You can fish any time of day. The only regulation is limit during certain dates, usually during the spawn. So fish all day, afternoon and night if ya want to.


----------



## yonderfishin (Apr 9, 2006)

Does anybody know if the parking areas and designated fishing access points on the ODNR website close at night ? Specifically at the Rocky river. Is it like most parks where the hours are sunrise to sunset ? I tried to look it up but dont see it. Drift fishing at night would seem to be a good time but if there is no public access areas open at the time so you can park your vehicle it wouldnt make much sense.


----------



## jrsfish (May 21, 2004)

You can only fish around the marina after11pm,technically the park closes at 11pm.I like to fish at night,when the water is very clear,and the crowds are gone!


----------



## Fishaholic69 (Apr 6, 2007)

only problem is they close the gates to the metroparks at dark...


----------



## salmon king (Aug 20, 2008)

In the Chagrin its legal in some good spots......Have gotten quite a few at night on the jig and magu combo.....(magu's italian for maggots)


----------



## FISHIN216 (Mar 18, 2009)

Fishaholic69 said:


> only problem is they close the gates to the metroparks at dark...


Not the Cleveland Metroparks. I have had some good luck at night on a black jig and minnow


----------



## reo (May 22, 2004)

FISHIN216 said:


> Not the Cleveland Metroparks.
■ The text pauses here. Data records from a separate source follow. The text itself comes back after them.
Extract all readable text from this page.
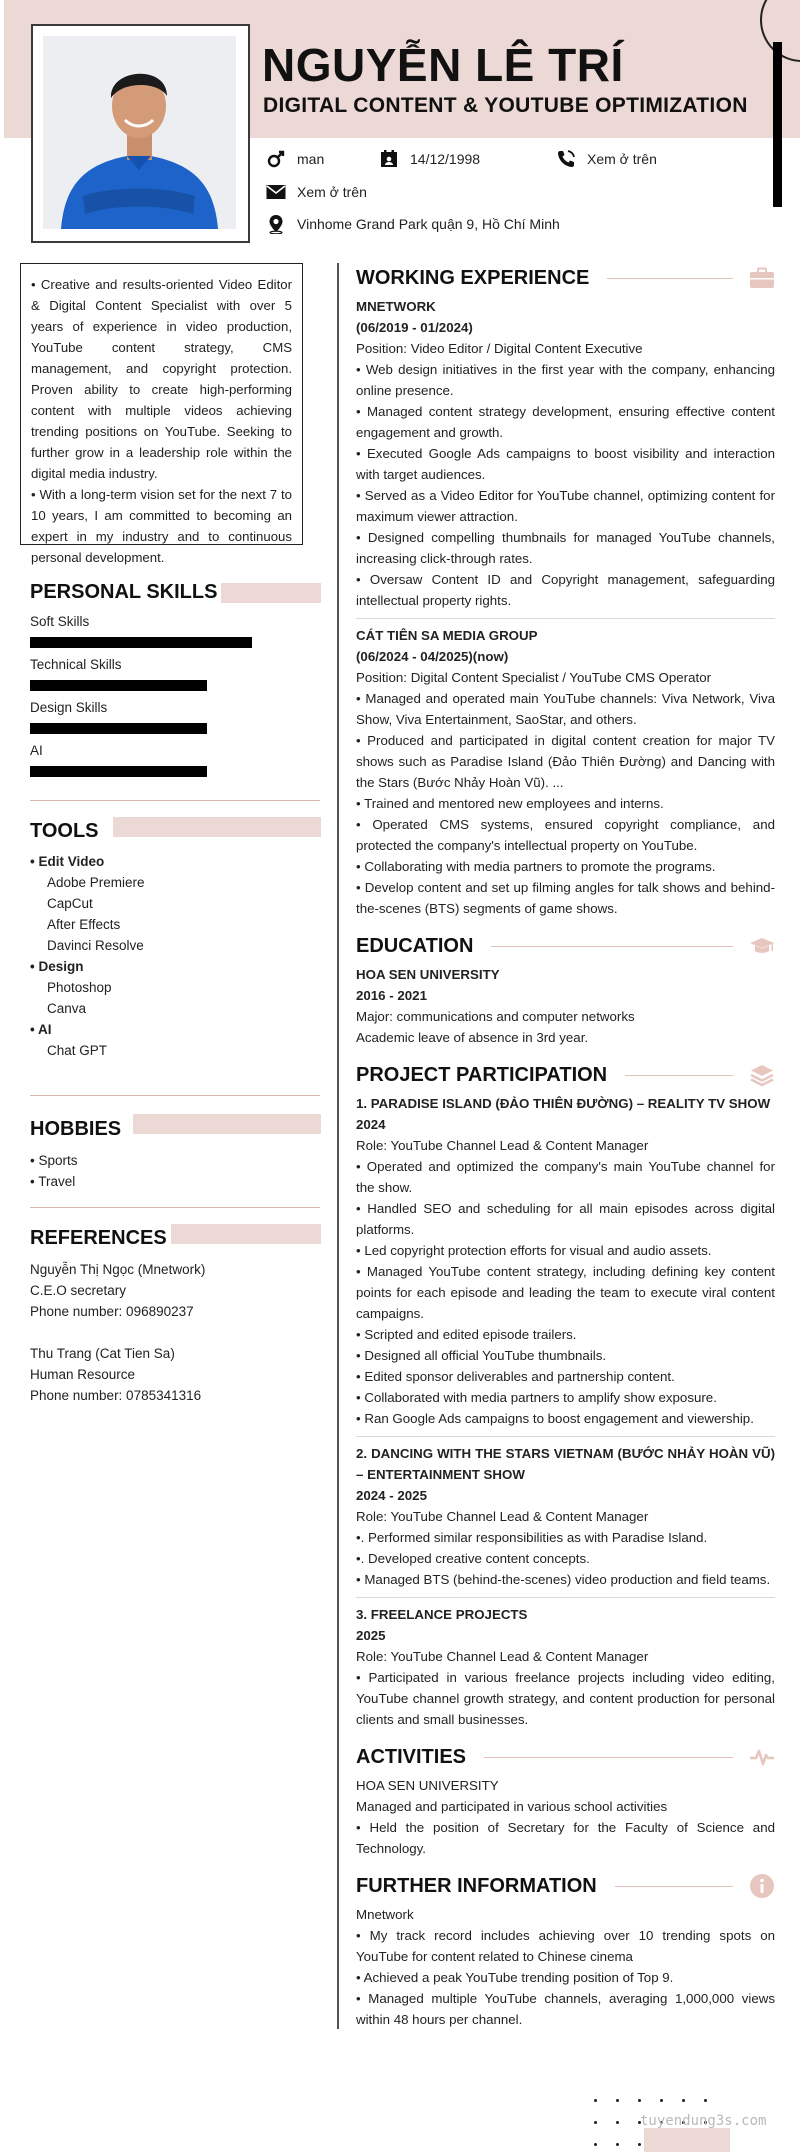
NGUYỄN LÊ TRÍ
DIGITAL CONTENT & YOUTUBE OPTIMIZATION
man	14/12/1998	Xem ở trên
Xem ở trên
Vinhome Grand Park quận 9, Hồ Chí Minh

• Creative and results-oriented Video Editor & Digital Content Specialist with over 5 years of experience in video production, YouTube content strategy, CMS management, and copyright protection. Proven ability to create high-performing content with multiple videos achieving trending positions on YouTube. Seeking to further grow in a leadership role within the digital media industry.

• With a long-term vision set for the next 7 to 10 years, I am committed to becoming an expert in my industry and to continuous personal development.

PERSONAL SKILLS
Soft Skills
Technical Skills
Design Skills
AI
TOOLS
• Edit Video
Adobe Premiere
CapCut
After Effects
Davinci Resolve
• Design
Photoshop
Canva
• AI
Chat GPT
HOBBIES
• Sports
• Travel
REFERENCES
Nguyễn Thị Ngọc (Mnetwork)
C.E.O secretary
Phone number: 096890237
Thu Trang (Cat Tien Sa)
Human Resource
Phone number: 0785341316
WORKING EXPERIENCE

MNETWORK

(06/2019 - 01/2024)

Position: Video Editor / Digital Content Executive

• Web design initiatives in the first year with the company, enhancing online presence.

• Managed content strategy development, ensuring effective content engagement and growth.

• Executed Google Ads campaigns to boost visibility and interaction with target audiences.

• Served as a Video Editor for YouTube channel, optimizing content for maximum viewer attraction.

• Designed compelling thumbnails for managed YouTube channels, increasing click-through rates.

• Oversaw Content ID and Copyright management, safeguarding intellectual property rights.

CÁT TIÊN SA MEDIA GROUP

(06/2024 - 04/2025)(now)

Position: Digital Content Specialist / YouTube CMS Operator

• Managed and operated main YouTube channels: Viva Network, Viva Show, Viva Entertainment, SaoStar, and others.

• Produced and participated in digital content creation for major TV shows such as Paradise Island (Đảo Thiên Đường) and Dancing with the Stars (Bước Nhảy Hoàn Vũ). ...

• Trained and mentored new employees and interns.

• Operated CMS systems, ensured copyright compliance, and protected the company's intellectual property on YouTube.

• Collaborating with media partners to promote the programs.

• Develop content and set up filming angles for talk shows and behind-the-scenes (BTS) segments of game shows.

EDUCATION

HOA SEN UNIVERSITY

2016 - 2021

Major: communications and computer networks

Academic leave of absence in 3rd year.

PROJECT PARTICIPATION

1. PARADISE ISLAND (ĐẢO THIÊN ĐƯỜNG) – REALITY TV SHOW

2024

Role: YouTube Channel Lead & Content Manager

• Operated and optimized the company's main YouTube channel for the show.

• Handled SEO and scheduling for all main episodes across digital platforms.

• Led copyright protection efforts for visual and audio assets.

• Managed YouTube content strategy, including defining key content points for each episode and leading the team to execute viral content campaigns.

• Scripted and edited episode trailers.

• Designed all official YouTube thumbnails.

• Edited sponsor deliverables and partnership content.

• Collaborated with media partners to amplify show exposure.

• Ran Google Ads campaigns to boost engagement and viewership.

2. DANCING WITH THE STARS VIETNAM (BƯỚC NHẢY HOÀN VŨ) – ENTERTAINMENT SHOW

2024 - 2025

Role: YouTube Channel Lead & Content Manager

•. Performed similar responsibilities as with Paradise Island.

•. Developed creative content concepts.

• Managed BTS (behind-the-scenes) video production and field teams.

3. FREELANCE PROJECTS

2025

Role: YouTube Channel Lead & Content Manager

• Participated in various freelance projects including video editing, YouTube channel growth strategy, and content production for personal clients and small businesses.

ACTIVITIES

HOA SEN UNIVERSITY

Managed and participated in various school activities

• Held the position of Secretary for the Faculty of Science and Technology.

FURTHER INFORMATION

Mnetwork

• My track record includes achieving over 10 trending spots on YouTube for content related to Chinese cinema

• Achieved a peak YouTube trending position of Top 9.

• Managed multiple YouTube channels, averaging 1,000,000 views within 48 hours per channel.

tuyendung3s.com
I have had some good luck at night on a black jig and minnow


Except for the marina area the Cleveland Metroparks is closed at 11:00 PM as was stated before.


----------



## yonderfishin (Apr 9, 2006)

The way my dad used to catch steelhead was to bounce spawn bags on the bottom with the current but primetime for doing this was predawn until daylight when the fish usually take shelter under logs or behind rocks ( or so it was explained to me ). He made long casts and by the end of the drift his bait was downriver a good ways so he covered a lot of river with each cast. That got me thinking that rather that target fishing certain areas and structure that holds fish during the day , it might be productive to fish the sections where there is less cover and things to get hung up on at night when the fish cant see you as easily and making long casts where the drift would cover a large area to pick up fish making their way through that area not necessarily holding to cover. If the park areas are closed does that mean you cant park your vehicle somewhere else and just walk along the river ?


----------



## Landlocked (Feb 13, 2010)

On the Rocky as stated earlier 11pm the park is closed. There are no gates that get closed. Just can't park or be out and about. 

Except at the marina just off of Detroit Rd. you can park and fish all night long. Don't know how the rangers would feel about parking at the marina and fishing upstream from there?


----------